Sarah Bradford: 57:15
Yeah I miss that I mean I was so psycho that I used to look at Google Analytics and you can see where different users are on your website and I would watch someone and see where they were from and then I'd see them get to the booking page and all of a sudden I'd get an email that said you have a booking and it was like they did it.
Annie Holcombe: 57:34
I've been spying on them the whole time I love that well Sarah thank you so much for sharing all this and and I think we could have you back and talk more about some of these specifics like in in more detail if you'd be open to it. We'd love to we we know you're out of the business and you want to like spend time with your family and play pickleball and now ski but um we don't want to let you go. We love having you in the industry and and your personality is infectious and the way you share your stories is heartfelt and and it's just fun and it's it's nice to see it on the other side just you know learning from your learnings and you're sharing that with other people and I know you've you've been coaching some people in the industry so thank you for doing that and thank you for sticking around.
Alex Husner: 58:14
Oh yeah I love it I love it I just love doing it without the pressure yeah that sounds great well you've earned it for sure thank you for coming on coming on Sarah so much uh we've been excited for this since May so this was a fun one if anybody wants to get in touch with you and go a little bit deeper or just you know connect with you what's the best way for them to get in touch uh probably by email Sarahmbradford at gmail.com okay great that's you can always go back and listen to your podcast too so oh yeah you can get real sick of me if you want to go listen to all the episodes yes for sure and I want to thank you all you have been pioneer S's pioneer s is that a word um I love what you're doing out there it is so important to share get different people on here so that again we don't all make the same mistakes and we can learn from each other. Yeah absolutely thank you if anybody wants to get in touch with Annie and I you can go to alex and anniepodcast dot com and until next time thanks for tuning in everybody
Sarah Bradford is a vacation rental industry veteran with more than two decades of experience building, scaling, and operating successful property management companies.

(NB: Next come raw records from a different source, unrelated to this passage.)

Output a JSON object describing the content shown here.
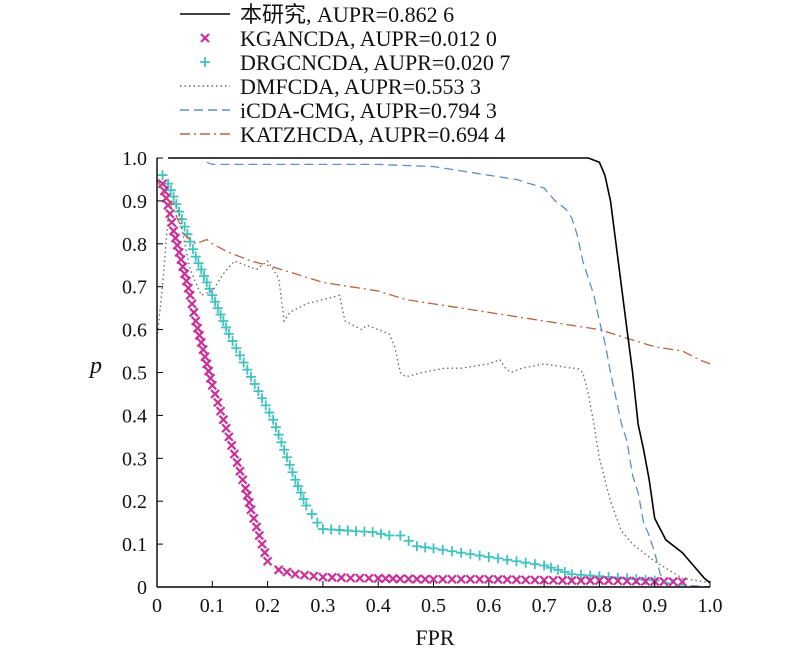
{
  "chart_data": {
    "type": "line",
    "xlabel": "FPR",
    "ylabel": "p",
    "xlim": [
      0,
      1
    ],
    "ylim": [
      0,
      1
    ],
    "xticks": [
      "0",
      "0.1",
      "0.2",
      "0.3",
      "0.4",
      "0.5",
      "0.6",
      "0.7",
      "0.8",
      "0.9",
      "1.0"
    ],
    "yticks": [
      "0",
      "0.1",
      "0.2",
      "0.3",
      "0.4",
      "0.5",
      "0.6",
      "0.7",
      "0.8",
      "0.9",
      "1.0"
    ],
    "grid": false,
    "legend_position": "top",
    "series": [
      {
        "name": "本研究, AUPR=0.862 6",
        "color": "#000000",
        "style": "solid",
        "x": [
          0.02,
          0.1,
          0.2,
          0.3,
          0.4,
          0.5,
          0.6,
          0.65,
          0.7,
          0.75,
          0.78,
          0.8,
          0.81,
          0.82,
          0.83,
          0.84,
          0.85,
          0.86,
          0.87,
          0.88,
          0.89,
          0.9,
          0.92,
          0.95,
          0.97,
          0.99,
          1.0
        ],
        "y": [
          1.0,
          1.0,
          1.0,
          1.0,
          1.0,
          1.0,
          1.0,
          1.0,
          1.0,
          1.0,
          1.0,
          0.99,
          0.96,
          0.9,
          0.8,
          0.7,
          0.6,
          0.5,
          0.38,
          0.32,
          0.25,
          0.16,
          0.11,
          0.08,
          0.05,
          0.02,
          0.01
        ]
      },
      {
        "name": "KGANCDA, AUPR=0.012 0",
        "color": "#cc2e9c",
        "style": "x-marker",
        "x": [
          0.01,
          0.02,
          0.03,
          0.04,
          0.05,
          0.06,
          0.07,
          0.08,
          0.09,
          0.1,
          0.11,
          0.12,
          0.13,
          0.14,
          0.15,
          0.16,
          0.17,
          0.18,
          0.19,
          0.2,
          0.22,
          0.25,
          0.3,
          0.35,
          0.4,
          0.44,
          0.5,
          0.55,
          0.6,
          0.65,
          0.7,
          0.75,
          0.8,
          0.85,
          0.9,
          0.95
        ],
        "y": [
          0.94,
          0.89,
          0.83,
          0.78,
          0.73,
          0.68,
          0.62,
          0.57,
          0.52,
          0.47,
          0.43,
          0.39,
          0.35,
          0.31,
          0.27,
          0.23,
          0.18,
          0.14,
          0.1,
          0.06,
          0.04,
          0.03,
          0.023,
          0.021,
          0.02,
          0.019,
          0.018,
          0.018,
          0.018,
          0.017,
          0.016,
          0.015,
          0.015,
          0.014,
          0.013,
          0.012
        ]
      },
      {
        "name": "DRGCNCDA, AUPR=0.020 7",
        "color": "#3ec3c3",
        "style": "plus-marker",
        "x": [
          0.01,
          0.02,
          0.03,
          0.05,
          0.07,
          0.09,
          0.11,
          0.13,
          0.15,
          0.17,
          0.19,
          0.21,
          0.23,
          0.25,
          0.27,
          0.29,
          0.3,
          0.33,
          0.36,
          0.39,
          0.42,
          0.44,
          0.47,
          0.5,
          0.55,
          0.6,
          0.65,
          0.7,
          0.75,
          0.8,
          0.85,
          0.9
        ],
        "y": [
          0.96,
          0.94,
          0.91,
          0.84,
          0.77,
          0.71,
          0.65,
          0.59,
          0.54,
          0.49,
          0.44,
          0.39,
          0.32,
          0.25,
          0.19,
          0.15,
          0.135,
          0.133,
          0.13,
          0.128,
          0.12,
          0.12,
          0.095,
          0.09,
          0.08,
          0.07,
          0.06,
          0.05,
          0.03,
          0.025,
          0.02,
          0.015
        ]
      },
      {
        "name": "DMFCDA, AUPR=0.553 3",
        "color": "#666666",
        "style": "dotted",
        "x": [
          0.0,
          0.01,
          0.02,
          0.03,
          0.04,
          0.05,
          0.06,
          0.08,
          0.1,
          0.12,
          0.14,
          0.16,
          0.18,
          0.2,
          0.21,
          0.22,
          0.23,
          0.24,
          0.27,
          0.3,
          0.33,
          0.34,
          0.37,
          0.38,
          0.4,
          0.42,
          0.43,
          0.44,
          0.45,
          0.48,
          0.52,
          0.55,
          0.6,
          0.62,
          0.63,
          0.64,
          0.66,
          0.7,
          0.75,
          0.76,
          0.77,
          0.78,
          0.79,
          0.8,
          0.82,
          0.84,
          0.86,
          0.9,
          0.95,
          1.0
        ],
        "y": [
          0.58,
          0.7,
          0.86,
          0.9,
          0.87,
          0.8,
          0.74,
          0.68,
          0.69,
          0.73,
          0.76,
          0.75,
          0.74,
          0.76,
          0.74,
          0.72,
          0.62,
          0.64,
          0.66,
          0.67,
          0.68,
          0.62,
          0.6,
          0.61,
          0.6,
          0.59,
          0.56,
          0.5,
          0.49,
          0.5,
          0.51,
          0.51,
          0.52,
          0.53,
          0.51,
          0.5,
          0.51,
          0.52,
          0.51,
          0.51,
          0.5,
          0.45,
          0.38,
          0.3,
          0.2,
          0.13,
          0.1,
          0.06,
          0.02,
          0.01
        ]
      },
      {
        "name": "iCDA-CMG, AUPR=0.794 3",
        "color": "#5b8fd0",
        "style": "dashed",
        "x": [
          0.09,
          0.1,
          0.2,
          0.3,
          0.4,
          0.5,
          0.55,
          0.6,
          0.65,
          0.7,
          0.72,
          0.74,
          0.75,
          0.76,
          0.77,
          0.78,
          0.79,
          0.8,
          0.81,
          0.82,
          0.83,
          0.84,
          0.85,
          0.86,
          0.87,
          0.88,
          0.89,
          0.9,
          0.91,
          0.92,
          0.95,
          1.0
        ],
        "y": [
          0.99,
          0.985,
          0.985,
          0.985,
          0.985,
          0.98,
          0.97,
          0.96,
          0.95,
          0.93,
          0.9,
          0.88,
          0.86,
          0.82,
          0.76,
          0.72,
          0.68,
          0.62,
          0.57,
          0.5,
          0.44,
          0.38,
          0.34,
          0.26,
          0.22,
          0.15,
          0.12,
          0.08,
          0.03,
          0.01,
          0.005,
          0.0
        ]
      },
      {
        "name": "KATZHCDA, AUPR=0.694 4",
        "color": "#c0603a",
        "style": "dashdot",
        "x": [
          0.0,
          0.03,
          0.05,
          0.07,
          0.09,
          0.1,
          0.13,
          0.15,
          0.17,
          0.2,
          0.25,
          0.3,
          0.35,
          0.4,
          0.45,
          0.5,
          0.55,
          0.6,
          0.65,
          0.7,
          0.75,
          0.8,
          0.85,
          0.9,
          0.95,
          0.98,
          1.0
        ],
        "y": [
          0.95,
          0.88,
          0.82,
          0.8,
          0.81,
          0.8,
          0.78,
          0.77,
          0.76,
          0.75,
          0.73,
          0.71,
          0.7,
          0.69,
          0.67,
          0.66,
          0.65,
          0.64,
          0.63,
          0.62,
          0.61,
          0.6,
          0.58,
          0.56,
          0.55,
          0.53,
          0.52
        ]
      }
    ]
  }
}
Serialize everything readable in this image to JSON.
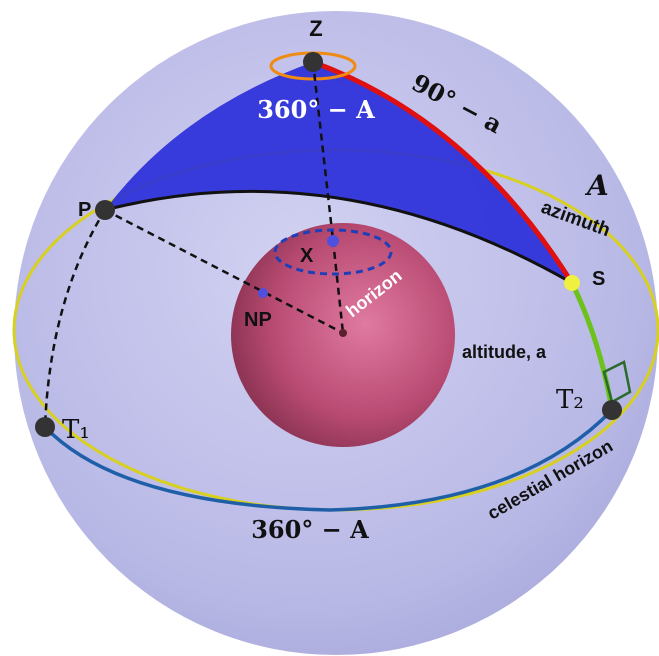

She co-founded Winter Park Lodging Company, which grew to manage over 110 luxury vacation rentals in Winter Park Resort, the third-largest ski area in Colorado. In 2016, she launched Steamboat Lodging Company, building the business from the ground up using the operational lessons learned in Winter Park.
In 2022, both companies were acquired by Sunset Management, a boutique vacation rental owner and operator with properties in South Carolina and Big Sky, Montana.
Sarah lives in Steamboat Springs, Colorado, where she and her husband, Chris, are raising their twin sons, Nicholas and Willem. Since selling her businesses, she has remained active in the industry through consulting, mentorship, and speaking, sharing hard-earned insights with operators focused on building sustainable, well-run vacation rental businesses.